When I got married, I approached spiritual growth the wrong way. I was accustomed to exerting discipline, reading scripture, praying, fasting, meditating, etc. as an individual before God. In fact, after 13 years of marriage, I often still approach God with the mindset that some how, I am only accountable for my sins.

Yet, this seems counter to what the scriptures say. According to 1 Peter, my prayers as the husband are hindered — read directly affected by and taken into consideration with how I treat my wife. As a couple, we approach the throne together regardless of our physical space. When I am praying alone in the shower or my wife is reading her Bible in the other room, God is seeing us through the lens as one. I have been approaching prayer and marriage the wrong way!

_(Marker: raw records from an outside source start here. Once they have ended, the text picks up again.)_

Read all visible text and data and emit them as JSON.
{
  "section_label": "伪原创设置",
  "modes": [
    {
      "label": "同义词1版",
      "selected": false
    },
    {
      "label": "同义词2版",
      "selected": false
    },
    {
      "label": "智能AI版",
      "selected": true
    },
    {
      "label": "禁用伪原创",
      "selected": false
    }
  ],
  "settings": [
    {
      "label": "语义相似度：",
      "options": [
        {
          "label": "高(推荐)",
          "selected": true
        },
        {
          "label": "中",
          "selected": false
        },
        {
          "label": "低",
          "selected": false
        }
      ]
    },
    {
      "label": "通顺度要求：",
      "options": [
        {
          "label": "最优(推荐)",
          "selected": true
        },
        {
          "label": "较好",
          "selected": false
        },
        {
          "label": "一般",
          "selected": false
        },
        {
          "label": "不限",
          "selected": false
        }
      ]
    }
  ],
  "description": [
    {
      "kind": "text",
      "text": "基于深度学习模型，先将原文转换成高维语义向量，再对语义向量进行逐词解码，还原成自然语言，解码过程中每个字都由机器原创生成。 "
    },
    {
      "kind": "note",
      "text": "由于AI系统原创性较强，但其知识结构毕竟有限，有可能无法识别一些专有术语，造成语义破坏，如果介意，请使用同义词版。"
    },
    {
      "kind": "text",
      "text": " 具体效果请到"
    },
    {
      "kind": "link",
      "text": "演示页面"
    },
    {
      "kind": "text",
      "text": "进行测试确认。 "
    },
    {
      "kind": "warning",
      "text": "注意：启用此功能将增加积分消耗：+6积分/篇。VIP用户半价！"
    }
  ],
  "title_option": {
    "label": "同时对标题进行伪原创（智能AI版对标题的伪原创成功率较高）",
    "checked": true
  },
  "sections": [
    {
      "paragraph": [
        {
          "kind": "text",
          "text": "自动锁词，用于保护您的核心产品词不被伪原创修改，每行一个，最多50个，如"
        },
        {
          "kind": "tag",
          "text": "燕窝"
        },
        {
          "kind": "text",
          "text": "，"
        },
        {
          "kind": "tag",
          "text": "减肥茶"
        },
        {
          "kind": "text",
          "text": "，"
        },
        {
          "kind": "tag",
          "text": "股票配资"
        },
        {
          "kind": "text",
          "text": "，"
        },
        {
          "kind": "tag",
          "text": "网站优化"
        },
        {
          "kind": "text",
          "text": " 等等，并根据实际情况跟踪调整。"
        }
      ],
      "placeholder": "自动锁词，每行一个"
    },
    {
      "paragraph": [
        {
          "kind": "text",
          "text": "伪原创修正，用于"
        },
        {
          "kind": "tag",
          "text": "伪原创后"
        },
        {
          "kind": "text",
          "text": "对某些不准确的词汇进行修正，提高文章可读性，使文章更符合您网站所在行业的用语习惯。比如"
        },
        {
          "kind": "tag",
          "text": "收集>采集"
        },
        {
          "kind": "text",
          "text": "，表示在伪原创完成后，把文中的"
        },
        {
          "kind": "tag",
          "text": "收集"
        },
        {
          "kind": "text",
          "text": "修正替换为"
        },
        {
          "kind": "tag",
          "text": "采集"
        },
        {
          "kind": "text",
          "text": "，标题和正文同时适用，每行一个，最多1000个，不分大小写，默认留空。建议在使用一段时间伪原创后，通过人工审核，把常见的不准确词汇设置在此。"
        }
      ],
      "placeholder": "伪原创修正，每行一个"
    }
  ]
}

Another passage that is often quoted in regards to marriage is Paul’s edification in Ephesians 5:

Husbands, love your wives, as Christ loved the church and gave himself up for her, that he might sanctify her, having cleansed her by the washing of water with the word,so that he might present the church to himself in splendor, without spot or wrinkle or any such thing, that she might be holy and without blemish.

This too is indicative of my marriage relationship affecting my prayer life. Christ always approached the Father seeking to do God’s will. Part of that will was a love affair with His bride the Church, which lead Christ to the ultimate example of love, laying down His life on the cross. Every act Yeshua did on earth was out of love and we are set to a high standard as authentic man to honor our wives, transforming our motivation from selfish gain to selfless love.

We also learn that our validation does not come from our spouses, but from thoroughly seeking God’s pleasure, where in the “joy of the Lord becomes our strength.” Christ was validated by the Father many times through out his ministry and when He approached the Throne on behalf of His bride, His prayers were unhindered. Often times as men we seek validation from our spouses, because we need a physical measurement of success: job promotion, great sex life, and material possessions. When our wives fail to meet those expectations, we recoil and become defensive, slowly spiraling towards a self-centered relationship.

Yet,think about the profound impact of getting your validation from the perfect source: your Creator. Our wives probably (and should) know us better than any one else, which in and of itself means that their validation is the most important. However, God knows us so much more, in fact, knowing beyond our present self and into the image that He desires us to be. So then if our validation is from Him, unmet expectations on our spouse’s behalf are a drop in the bucket compared to His unparalleled grace.

There is a certain freedom in that realization. It allows us as men to take on the full responsiblility of loving our wives completely and striving for the unconditional grace expected of us. In doing so, we can go before the throne with prayers unhindered.